CBN and CBG, like CBD, are not psychoactive. Their existence has been known for decades, while delta-8 has emerged only recently.
But CBG and CBN have been examined at large scale only in animals; MedPage Today found no record of any human studies.
And delta-8 THC has scarcely been researched at all. “It clearly activates CB1&2 [endocannabinoid system] receptors and gets you high, but is less efficacious than delta 9,” Samoon Ahmad, MD, co-author of Medical Marijuana: A Clinical Handbook, emailed MedPage Today. “Unique effects haven’t been studied enough yet.”
Safety also remains an open question. “Since none of them are regulated at this time, and we know from the CBD literature” about unregulated products sometimes being contaminated, Tishler wrote, “many products may be unsafe to use until proven otherwise.”
‘Minor’ Cannabinoids, Major Market Growth
These three compounds make up only a small piece of the cannabis market, Kagia and Yahn-Grode said, with sales probably less than 5% of CBD’s. But these so-called “minor cannabinoids” represent a fast-growing sector. “This is all happening in real time,” Kagia said.
Delta-8 “exploded out of nowhere,” Yahn-Grode said, with retail sales of at least $10 million last year and now dominating the minor cannabinoid market. That’s largely due to suppliers reacting to gluts of CBD, on one hand, and fears on the other that regulators could soon ban delta-8, Yahn-Grode and Kagia said.
Supplies of all three compounds have been boosted by the 2018 Farm Bill, which legalized hemp agriculture. For example: CBG- and CBN-based products are becoming more popular as harvesters have transformed what used to be costly cultivation by hand into an industrial process. Novel production methods have also yielded products with higher concentrations of CBG and CBN, at lower cost.
Unlike delta-9 THC, federal regulations are silent on these compounds, enabling anyone to legally purchase products in states that haven’t banned them either.
In addition, cannabis companies are attempting to differentiate themselves in this newly competitive marketplace, said Jonathan P. Caulkins, PhD, a public policy professor with Carnegie Mellon University in Pittsburgh.
“Nobody wants to sell just plain cannabis,” he said. “There is enormous creativity in the marketplace right now” and that is “a driver” of CBG and CBN products in particular, he added.
The result: Many patients and some practitioners are trying these products.

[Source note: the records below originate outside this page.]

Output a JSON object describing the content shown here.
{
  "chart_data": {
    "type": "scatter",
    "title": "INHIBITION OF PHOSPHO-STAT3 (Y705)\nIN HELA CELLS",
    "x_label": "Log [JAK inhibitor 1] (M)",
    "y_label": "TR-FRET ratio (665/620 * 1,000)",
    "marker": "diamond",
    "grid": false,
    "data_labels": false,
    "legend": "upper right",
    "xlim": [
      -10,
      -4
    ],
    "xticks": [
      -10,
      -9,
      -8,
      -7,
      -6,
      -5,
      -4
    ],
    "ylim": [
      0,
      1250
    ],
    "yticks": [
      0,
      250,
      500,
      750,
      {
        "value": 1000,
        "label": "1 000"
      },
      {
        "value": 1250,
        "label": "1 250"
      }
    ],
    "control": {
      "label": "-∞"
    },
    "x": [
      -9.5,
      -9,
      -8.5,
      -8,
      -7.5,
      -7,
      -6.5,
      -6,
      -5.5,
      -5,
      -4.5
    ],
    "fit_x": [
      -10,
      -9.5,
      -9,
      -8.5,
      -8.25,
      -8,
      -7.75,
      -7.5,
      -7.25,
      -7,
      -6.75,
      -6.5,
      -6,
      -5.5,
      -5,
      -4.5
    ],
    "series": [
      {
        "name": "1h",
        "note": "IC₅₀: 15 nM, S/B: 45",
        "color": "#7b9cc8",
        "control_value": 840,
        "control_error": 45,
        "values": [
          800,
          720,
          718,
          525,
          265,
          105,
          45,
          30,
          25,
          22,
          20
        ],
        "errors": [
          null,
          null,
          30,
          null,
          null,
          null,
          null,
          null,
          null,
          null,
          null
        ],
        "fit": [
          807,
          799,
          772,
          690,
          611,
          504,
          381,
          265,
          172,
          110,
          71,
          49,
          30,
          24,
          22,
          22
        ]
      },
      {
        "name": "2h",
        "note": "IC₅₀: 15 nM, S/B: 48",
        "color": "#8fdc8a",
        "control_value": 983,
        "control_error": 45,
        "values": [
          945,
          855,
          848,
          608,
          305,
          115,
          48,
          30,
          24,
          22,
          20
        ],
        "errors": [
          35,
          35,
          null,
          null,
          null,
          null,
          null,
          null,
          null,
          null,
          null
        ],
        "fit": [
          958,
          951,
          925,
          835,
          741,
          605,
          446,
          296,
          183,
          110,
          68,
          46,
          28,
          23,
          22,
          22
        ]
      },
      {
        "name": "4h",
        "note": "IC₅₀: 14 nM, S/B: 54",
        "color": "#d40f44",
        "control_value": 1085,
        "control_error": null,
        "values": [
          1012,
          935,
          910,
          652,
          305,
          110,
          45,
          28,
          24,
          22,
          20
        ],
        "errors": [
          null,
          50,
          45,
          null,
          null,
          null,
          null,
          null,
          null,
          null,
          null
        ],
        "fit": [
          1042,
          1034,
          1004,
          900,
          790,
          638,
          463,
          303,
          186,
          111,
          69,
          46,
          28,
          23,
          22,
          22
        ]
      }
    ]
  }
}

Practitioners report mixed results. Tishler and Mikhail Kogan, MD, who direct George Washington University’s Center for Integrative Medicine, have tried CBN in insomnia patients. But Tishler has “not found it to be better than standard THC-dominant cannabis products,” he wrote.

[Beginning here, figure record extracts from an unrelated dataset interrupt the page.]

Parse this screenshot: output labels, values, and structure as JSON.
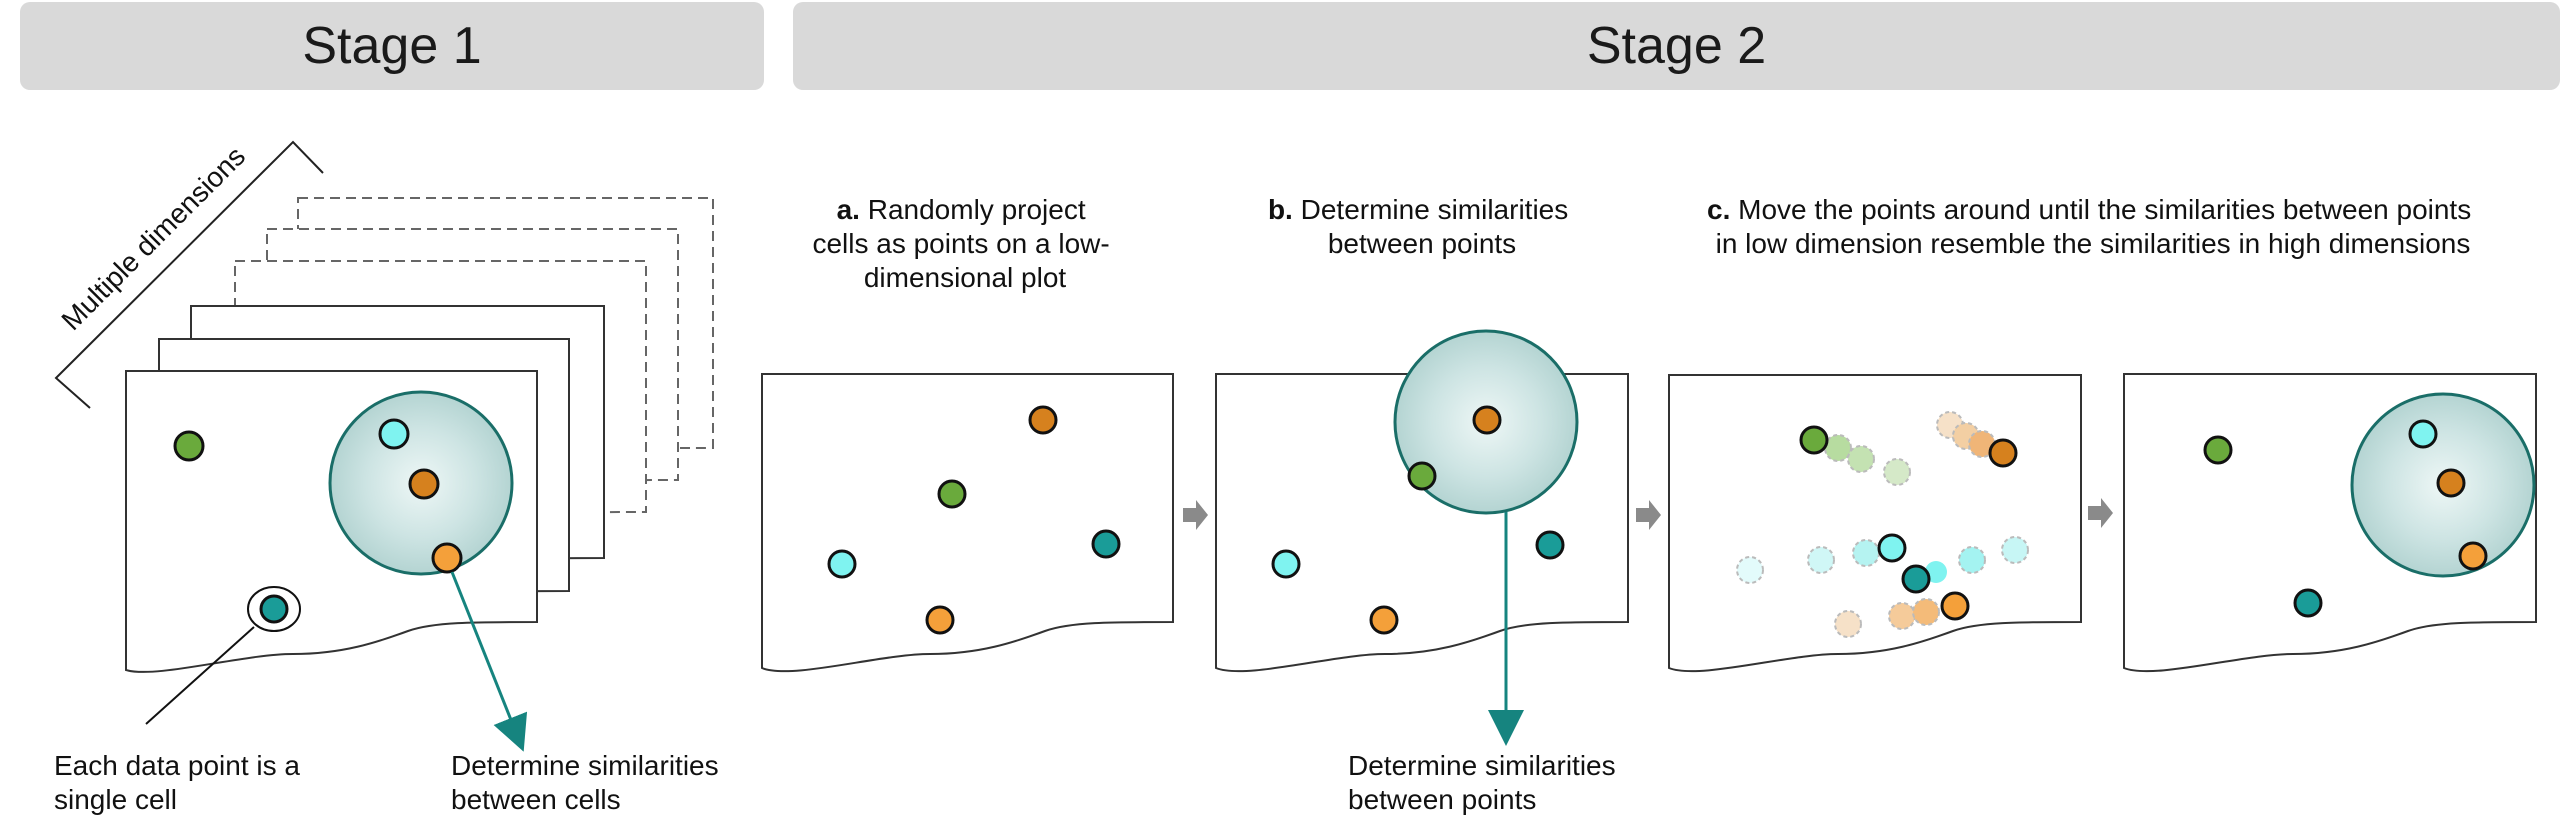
{
  "stages": {
    "stage1_title": "Stage 1",
    "stage2_title": "Stage 2"
  },
  "stage1": {
    "dimension_label": "Multiple dimensions",
    "annotation_point": [
      "Each data point is a",
      "single cell"
    ],
    "annotation_similarity": [
      "Determine similarities",
      "between cells"
    ]
  },
  "stage2": {
    "step_a": {
      "letter": "a.",
      "lines": [
        "Randomly project",
        "cells as points on a low-",
        "dimensional plot"
      ]
    },
    "step_b": {
      "letter": "b.",
      "lines": [
        "Determine similarities",
        "between points"
      ],
      "annotation": [
        "Determine similarities",
        "between points"
      ]
    },
    "step_c": {
      "letter": "c.",
      "lines": [
        "Move the points around until the similarities between points",
        "in low dimension resemble the similarities in high dimensions"
      ]
    }
  },
  "colors": {
    "green": "#6aaa3c",
    "cyan": "#7ff3f0",
    "brown": "#d6811e",
    "orange": "#f4a03a",
    "teal": "#1a9c98",
    "circle_edge": "#1a6e68",
    "arrow_teal": "#16847f",
    "arrow_gray": "#8a8a8a",
    "banner": "#d9d9d9"
  }
}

Kogan has trialed CBG as an appetite stimulant, especially for older adults — but “it seems to be unpredictable,” he said.

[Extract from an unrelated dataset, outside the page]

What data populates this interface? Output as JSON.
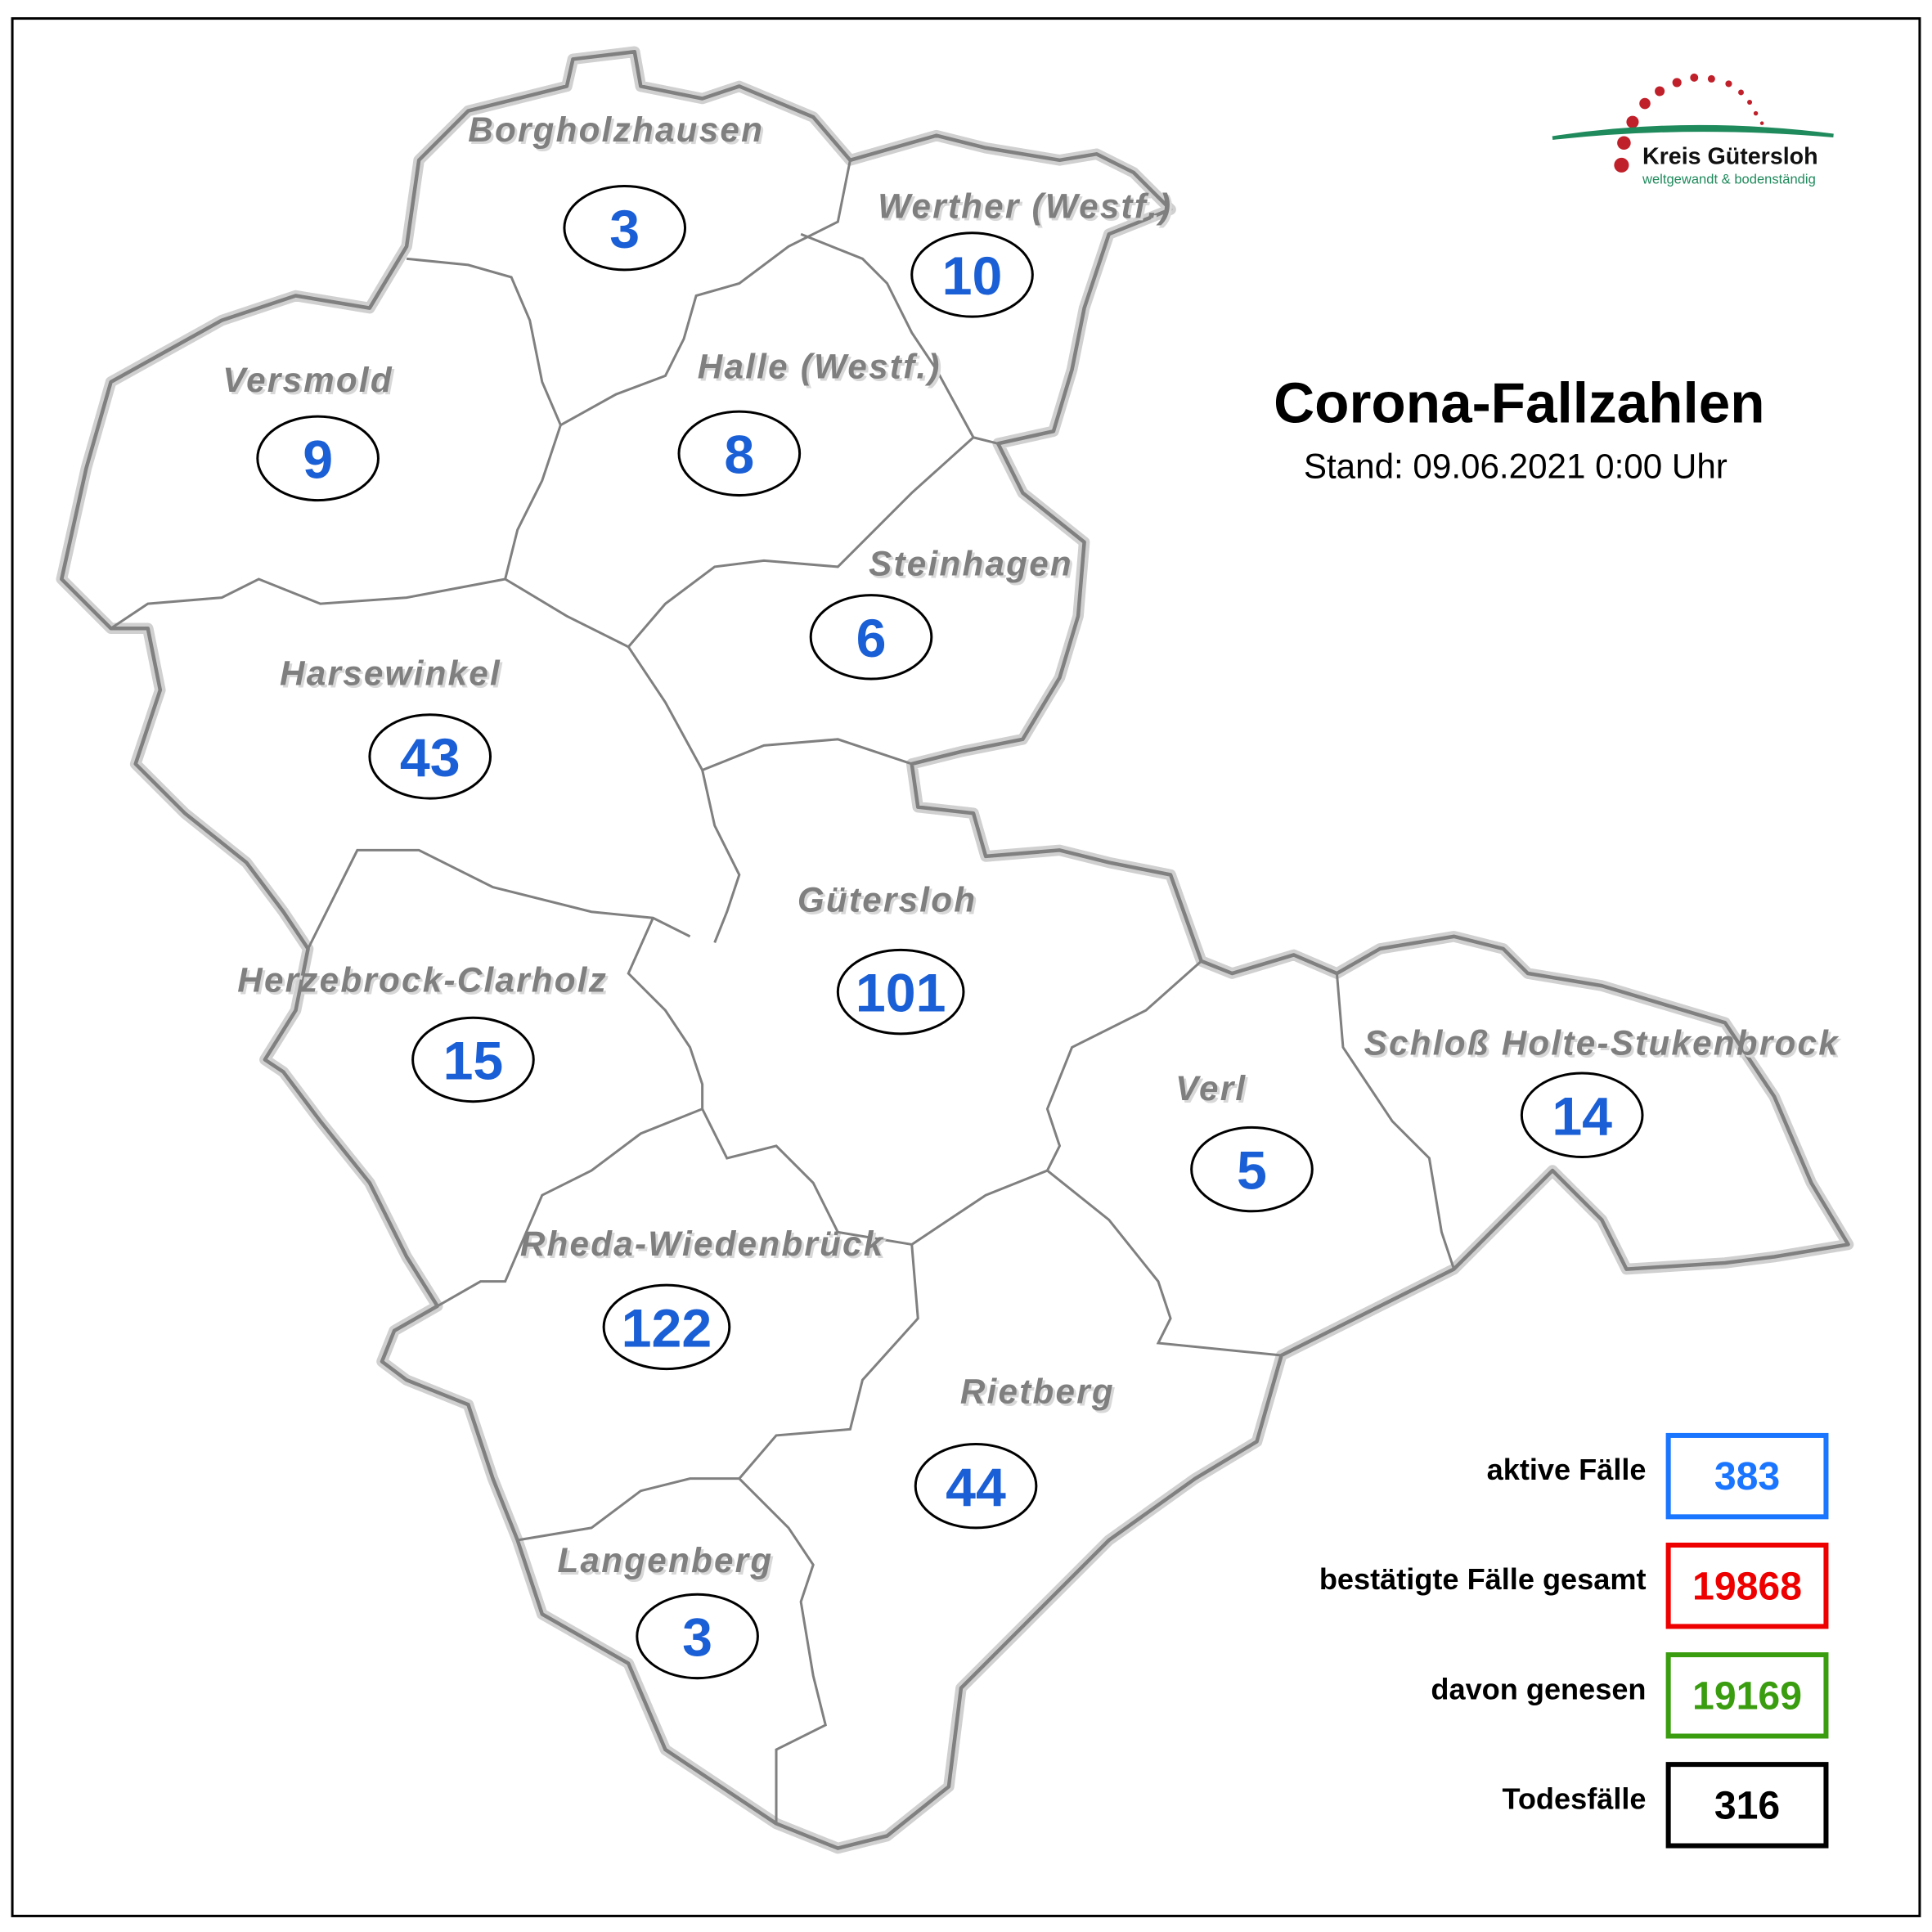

Neither Kogan, Tishler, nor Ahmad (also a New York University professor) indicated they have used delta-8 with patients, nor are they considering doing so any time soon. The Association of Cannabis Specialists is working on an advisory statement outlining its concerns regarding delta-8, Tishler wrote.
“It could all just be a commercial gimmick for all I know; none of this has been demonstrated anywhere so I’d be very cautious,” Kogan said.
Regarding all three compounds, Tishler wrote, “I would not recommend them.”
But, Kogan said, “The reality is it’s going to move forward whether we like it or not.”
For example, Biomedican, a biosynthesis company, hopes to have a CBG-based pharmaceutical drug ready for production within a year, officials told MedPage Today. And CBG- and CBN-based products will continue to emerge on the market, said Michael Sassano, CEO of SOMAI Pharmaceuticals.
That’s partly because manufacturers are ahead of research and regulation. “This is going to be consumer-driven,” Kagia said.
Still, that will likely take some time. About half of the general public knows nothing about THC, he said, citing a New Frontier survey conducted last year.
The bottom line: “There’s a lot of controversy around all three [compounds],” Kogan said. “None of them have any significant evidence; that’s the problem.”